Published November 9, 2016
In the manufacturing process, maintenance engineers are responsible for providing reliable assets in order to provide a reliable plant. Process engineers are engaged in providing procedures that effect optimum efficiencies in the production process. Here is a true MRO supply chain case study; names are changed to protect the guilty.
The Acme Half Ball Company [AFBC] maintains multiple production lines to produce parts for the national game of Half Ball, AKA Stick Ball. In pursuit of excellence, their process engineers [P.E.’s] became aware of a production deterrent and a profit drain caused by the unreliability of the MRO storeroom. In the process of developing a “change for the better” program, all of the plant disciplines that touched MRO had many and diverse ideas as to how their change would resolve the problem. Dissidence and sometimes acrimony erupted, and so, corporate procurement and the plant manager engaged a third party expert [3PMRO] to operate an MRO inventory management program on site and be responsible for providing reliability the plant required for the MRO supply chain.
KPI’s were established to measure the effectiveness of the third-party’s performance.
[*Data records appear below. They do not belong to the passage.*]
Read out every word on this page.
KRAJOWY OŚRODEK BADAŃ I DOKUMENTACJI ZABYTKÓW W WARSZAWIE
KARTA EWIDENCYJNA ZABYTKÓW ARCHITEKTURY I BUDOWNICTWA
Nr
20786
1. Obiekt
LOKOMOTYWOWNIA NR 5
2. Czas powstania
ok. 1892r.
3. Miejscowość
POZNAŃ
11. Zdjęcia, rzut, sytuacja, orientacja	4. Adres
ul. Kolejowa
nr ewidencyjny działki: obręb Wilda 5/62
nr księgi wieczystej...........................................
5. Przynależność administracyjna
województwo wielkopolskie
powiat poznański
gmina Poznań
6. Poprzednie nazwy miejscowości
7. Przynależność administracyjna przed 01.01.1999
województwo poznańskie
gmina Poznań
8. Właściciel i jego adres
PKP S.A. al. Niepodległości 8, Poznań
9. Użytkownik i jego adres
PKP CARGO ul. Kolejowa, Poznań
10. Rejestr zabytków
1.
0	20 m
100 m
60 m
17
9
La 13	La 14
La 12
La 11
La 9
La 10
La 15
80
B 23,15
These included inventory optimization, high fill rates, reduction in supply chain waste, price control measurement, and asset performance improvements among others.
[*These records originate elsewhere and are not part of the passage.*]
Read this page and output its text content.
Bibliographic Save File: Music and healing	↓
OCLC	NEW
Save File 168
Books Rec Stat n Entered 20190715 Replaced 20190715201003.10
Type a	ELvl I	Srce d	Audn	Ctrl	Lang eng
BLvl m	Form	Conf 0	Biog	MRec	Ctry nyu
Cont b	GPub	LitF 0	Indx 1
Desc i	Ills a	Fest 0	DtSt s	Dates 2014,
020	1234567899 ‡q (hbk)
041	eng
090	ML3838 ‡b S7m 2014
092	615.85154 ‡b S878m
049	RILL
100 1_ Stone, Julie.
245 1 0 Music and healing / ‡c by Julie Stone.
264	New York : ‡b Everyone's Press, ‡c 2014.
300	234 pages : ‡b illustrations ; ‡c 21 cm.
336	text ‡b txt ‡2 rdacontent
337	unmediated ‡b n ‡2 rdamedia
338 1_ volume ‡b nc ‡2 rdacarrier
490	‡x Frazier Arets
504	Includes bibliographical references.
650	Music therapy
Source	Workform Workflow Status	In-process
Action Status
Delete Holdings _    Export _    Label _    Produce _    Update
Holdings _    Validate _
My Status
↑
Normally, asset reliability has to do with plant machinery utilized to produce the company’s product; however, personnel on production lines are assets, too, and represent opportunities for improvement. The 3PMRO company maintained a system of control that allowed them to see which departments were using what products in what quantities and values. There were two production lines [A & B] assembling the same products; the assembly process required that the assemblers wear gloves. 3PMRO noted that line A was consuming twice as many gloves as line B and determined that the glove requisitioned was inadequate; Line A used two pairs of gloves while line B just put up with it and used but one pair. 3PMRO brought in a glove expert who recommended a higher quality glove.
The original glove was $1.00/pair; 10,000 consumed for a total cost or $10,000/year. The new glove is now $1.25/pair; new consumption is 6,000 for a total cost of $7,500….A direct savings of $2,500 plus increased worker efficiency, comfort, and satisfaction. This is an excellent example of the values that can be realized by recognizing that plant personnel are, in fact, assets and represent opportunities for asset and supply chain management improvement [In this case a KPI requirement for the 3PMRO supplier].
A cautionary: There may be some plant personnel who will complain that the glove price is now 25% higher [“Look… 3PMRO’s prices are high!!…We used to pay $1.00 for gloves]. The answer is to delete the SKU number for the lesser glove and create a new SKU for the correct glove.
Total expenditure must be the determinate of value.